We komen vandaag steeds meer broers en zussen tegen, ook in de gereformeerde kerk, die- heel anders dan die vrijgemaakten van het eerste uur - heel expliciet zijn in het uitdragen van hun geloof. Ze hebben de naam Jezus voor in de mond liggen. Ze spreken continu over Jezus volgen, het is Jezus voor en Jezus na en alles wordt in gebed aan de Heer voorgelegd. Ze spreken ook met anderen openlijk over hun persoonlijke band met Jezus. Dit is een goede zaak en iets om echt om jaloers op te worden. Maar hoe oprecht en integer deze broers en zussen ook zijn, we zien ook bij sommigen van dit type gelovigen een bepaalde trend, een andere kant die als een schaduwzijde getypeerd moet worden. Vaak geven deze broers en zussen er blijk van dat hun persoonlijke band met Jezus zo sterk is dat ze ook allerlei persoonlijke boodschappen en instructies van Jezus ontvangen hoe ze in bepaalde situaties hebben te handelen.
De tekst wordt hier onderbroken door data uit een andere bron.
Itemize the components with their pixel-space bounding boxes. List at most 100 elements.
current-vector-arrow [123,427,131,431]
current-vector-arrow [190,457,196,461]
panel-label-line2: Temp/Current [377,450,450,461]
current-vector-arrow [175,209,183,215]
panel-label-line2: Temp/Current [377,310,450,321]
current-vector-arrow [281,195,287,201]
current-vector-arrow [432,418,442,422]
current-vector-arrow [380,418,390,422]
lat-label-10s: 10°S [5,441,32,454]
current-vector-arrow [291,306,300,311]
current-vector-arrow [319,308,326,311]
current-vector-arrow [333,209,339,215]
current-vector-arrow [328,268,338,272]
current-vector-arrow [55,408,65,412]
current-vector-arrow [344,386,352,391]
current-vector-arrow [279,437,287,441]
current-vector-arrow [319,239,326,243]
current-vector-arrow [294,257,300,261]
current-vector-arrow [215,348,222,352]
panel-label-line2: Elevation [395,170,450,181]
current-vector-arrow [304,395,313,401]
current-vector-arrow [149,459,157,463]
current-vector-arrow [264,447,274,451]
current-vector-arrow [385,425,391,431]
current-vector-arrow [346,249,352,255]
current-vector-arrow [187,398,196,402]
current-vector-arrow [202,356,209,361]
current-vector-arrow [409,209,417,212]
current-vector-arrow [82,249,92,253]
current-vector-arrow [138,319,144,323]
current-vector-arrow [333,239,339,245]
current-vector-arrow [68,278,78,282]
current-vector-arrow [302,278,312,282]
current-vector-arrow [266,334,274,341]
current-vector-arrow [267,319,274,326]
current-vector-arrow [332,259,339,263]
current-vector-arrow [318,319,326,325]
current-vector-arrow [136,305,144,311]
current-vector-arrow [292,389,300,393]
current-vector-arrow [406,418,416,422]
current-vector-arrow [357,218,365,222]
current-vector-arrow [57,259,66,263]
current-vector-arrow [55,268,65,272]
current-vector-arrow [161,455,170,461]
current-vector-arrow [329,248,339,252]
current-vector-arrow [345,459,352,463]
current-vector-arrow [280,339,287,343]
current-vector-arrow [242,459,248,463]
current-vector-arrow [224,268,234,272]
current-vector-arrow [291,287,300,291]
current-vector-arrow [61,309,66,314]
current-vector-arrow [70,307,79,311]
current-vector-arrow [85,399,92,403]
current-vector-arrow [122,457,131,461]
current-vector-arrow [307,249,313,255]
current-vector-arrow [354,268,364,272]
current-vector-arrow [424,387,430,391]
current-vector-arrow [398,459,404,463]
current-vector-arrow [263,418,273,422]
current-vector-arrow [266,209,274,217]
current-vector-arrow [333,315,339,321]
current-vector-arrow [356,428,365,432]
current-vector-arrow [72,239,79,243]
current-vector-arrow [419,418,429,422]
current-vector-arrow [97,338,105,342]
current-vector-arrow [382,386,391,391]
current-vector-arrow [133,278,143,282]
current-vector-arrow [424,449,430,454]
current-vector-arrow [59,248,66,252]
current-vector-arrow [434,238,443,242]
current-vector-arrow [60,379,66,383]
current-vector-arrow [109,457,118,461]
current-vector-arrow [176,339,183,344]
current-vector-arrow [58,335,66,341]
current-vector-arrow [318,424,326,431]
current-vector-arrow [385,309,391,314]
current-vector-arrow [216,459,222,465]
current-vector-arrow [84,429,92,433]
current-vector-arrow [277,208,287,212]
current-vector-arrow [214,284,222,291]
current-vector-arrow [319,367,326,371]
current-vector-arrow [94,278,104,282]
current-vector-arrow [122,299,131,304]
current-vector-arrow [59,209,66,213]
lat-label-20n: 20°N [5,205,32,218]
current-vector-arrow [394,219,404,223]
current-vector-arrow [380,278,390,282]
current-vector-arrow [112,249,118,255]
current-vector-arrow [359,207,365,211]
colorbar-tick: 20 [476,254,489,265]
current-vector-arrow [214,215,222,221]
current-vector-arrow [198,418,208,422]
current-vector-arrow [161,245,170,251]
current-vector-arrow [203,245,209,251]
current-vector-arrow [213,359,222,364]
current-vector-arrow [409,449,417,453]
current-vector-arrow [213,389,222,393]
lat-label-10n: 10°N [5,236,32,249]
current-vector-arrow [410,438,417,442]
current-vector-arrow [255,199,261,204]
Het lijkt erop dat men een apart lijntje met de hemel onderhoudt. In de praktijk blijkt het dan moeilijk om tegen bepaalde opvattingen van deze broers en zusters vanuit de Bijbel bezwaren in te brengen. Immers, deze broers en zusters hebben de neiging zich bij bezwaren van anderen te beroepen op hun gevoel dat het Jezus of de Geest is is die hen een bepaald standpunt heeft ingegeven. Het wordt daardoor een individueel geloof dat zich door anderen niet gemakkelijk wil laten corrigeren en dat ten diepste gebaseerd is op gevoel. Je krijgt te maken met allerlei gevoelsargumenten die niet meer openstaan voor rationele argumenten vanuit de Bijbel of vanuit de kerkgemeenschap. Het kan niet anders of een individueel geloof moet zich keren tegen de gemeenschap, tegen de Bijbelse z.g. ‘koinoonia’. Dit type gelovige laat vaak maar weinig geduld zien en als men tegenspraak of tegenwerking ondervindt van anderen, dan heeft men snel de neiging om teleurgesteld af te haken en de benen te nemen. Kortom, het ontbreekt vaak aan twee essentiële Bijbelse begrippen nl. ‘trouw’ en ‘ volharding’, begrippen waar vorige generaties veel meer van hadden en die vandaag in toenemende mate gemist worden. Zonder die twee begrippen gaat het toch echt niet lukken in de kerk.
Dat apart lijntje met de Geest dat veel gelovigen zeggen te onderhouden, zorgt zoals gezegd voor een individueel toegesneden geloof. Daarin is zeker de invloed van de charismatische beweging merkbaar met zijn neiging om Woord en Geest van elkaar te scheiden. Maar dat niet alleen. Want wat bij Burger echter niet in beeld komt is het individualisme dat vanuit de cultuur en de maatschappij een geweldige invloed op ons denken en handelen verworven heeft. Het individualisme dat hand in hand gaat met de secularisatie heeft in de maatschappij gezorgd voor een afbrokkeling van de zuilen en de gezagsverhoudingen. Het van God los geslagen individu is, zoals Ds B. Luiten elders[2] in dit nummer schrijft, ‘zelf verantwoordelijk geworden voor geluk of ongeluk, is iets niet meer leuk, dan is men bijna aan zichzelf verplicht om over te stappen naar iets anders’. Ds Luiten besluit: ‘Jezus benadrukt het recht, de barmhartigheid en de trouw (Mat 23:23). Hier komt het op aan’.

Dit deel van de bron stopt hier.